Politicians and Sit-coms
This is a posting about the hypocrisy of our national leaders and how their logic is similar to an argument once delivered on a sit-com. Unfortunately, the spineless ones in Congress aren’t funny.
There was an episode of Barney Miller on Election Day. The detective were called to a house where a woman was locked in her bathroom. Her husband had forced her into the john so she couldn’t vote. The husband explained that his wife hated him that she was going to vote against his candidate just to cancel out his vote. He wanted to make sure his vote counted.
Funny on TV. But in real life, it’s ridiculous. But that’s exactly what Alabama Senator Jeff Sessions is saying when he calls for federal spending cuts but not cuts that are directed at his state. Here’s how the New York Times wrote about it:
Mr. Sessions said money taken from NASA would not be saved but would instead be directed to other Obama administration priorities that he did not support. He said his preference would be to set an overall spending limit and allow Congress to determine what programs should get the money. “Then we can debate it,” Mr. Sessions said.

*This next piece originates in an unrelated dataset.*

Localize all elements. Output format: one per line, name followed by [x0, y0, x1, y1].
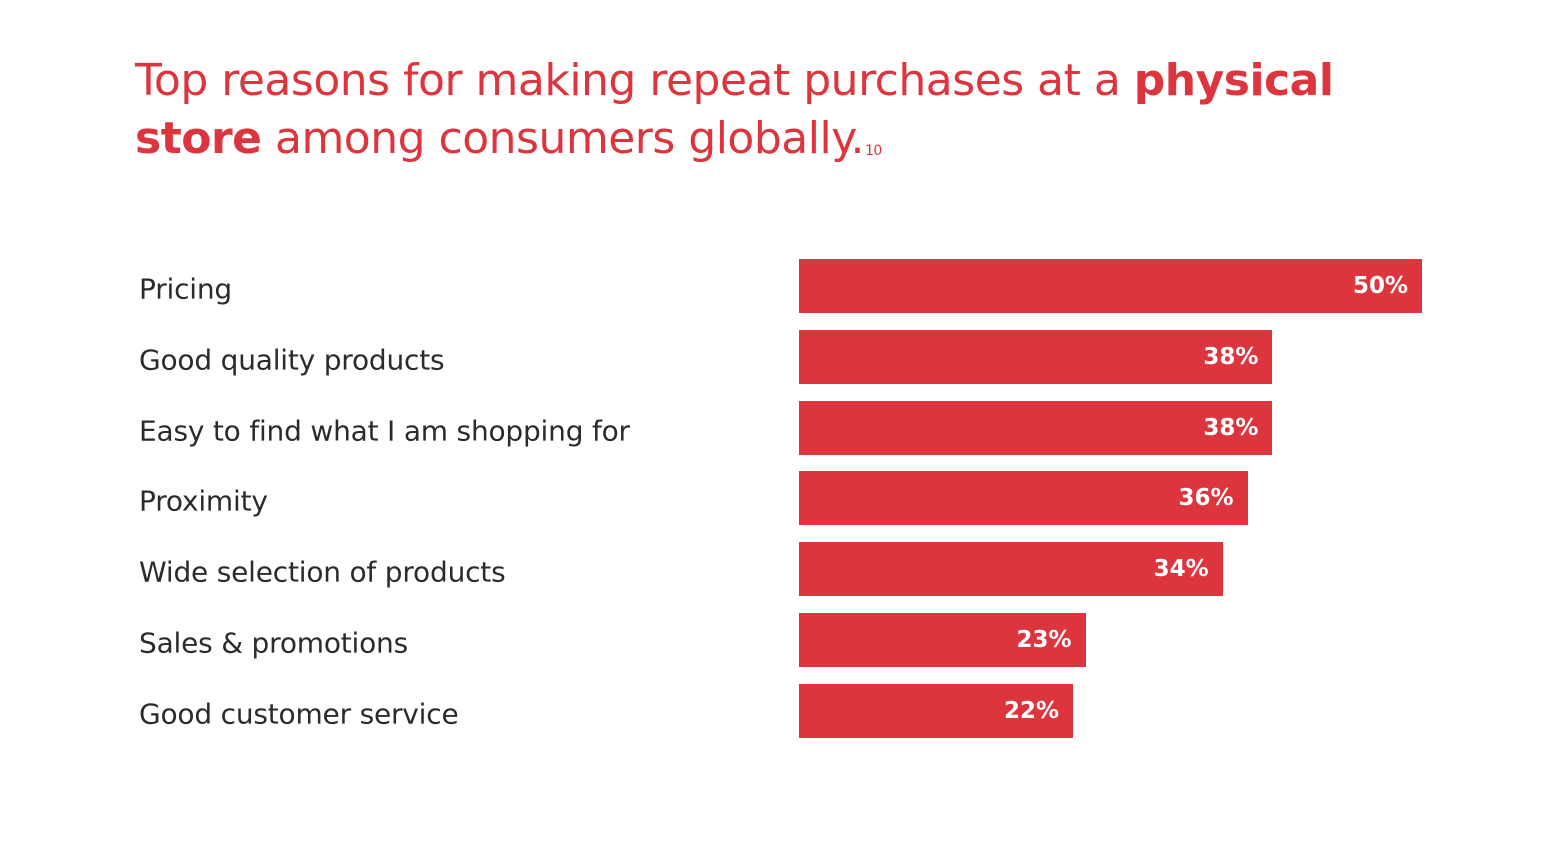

Sound familiar? It’s just another politician speaking out of both sides of his mouth. Sessions and Georgia Senator Saxby Chambliss talk to the national GOP while trying to placate the local GOP with mixed messages.
Granted, the Democrats are just as bad when it comes to fiscal responsibility. But the GOP on this issue are bigger hypocrites. They tout themselves as the party of fiscal responsibility.
I know many of you who read this will complain about me being an apologist for the Democrats or you will label me liberal. I’m neither. I may lean to the left on social issues, but when it comes to fiscal issues I am a conservative. Does that make me a libertarian? Not really.
What it does make Jeff Sessions and Saxby Chambliss: double-talk politicians who have foresaken what was truly great about the GOP long before the Neo-cons and the extremists took over.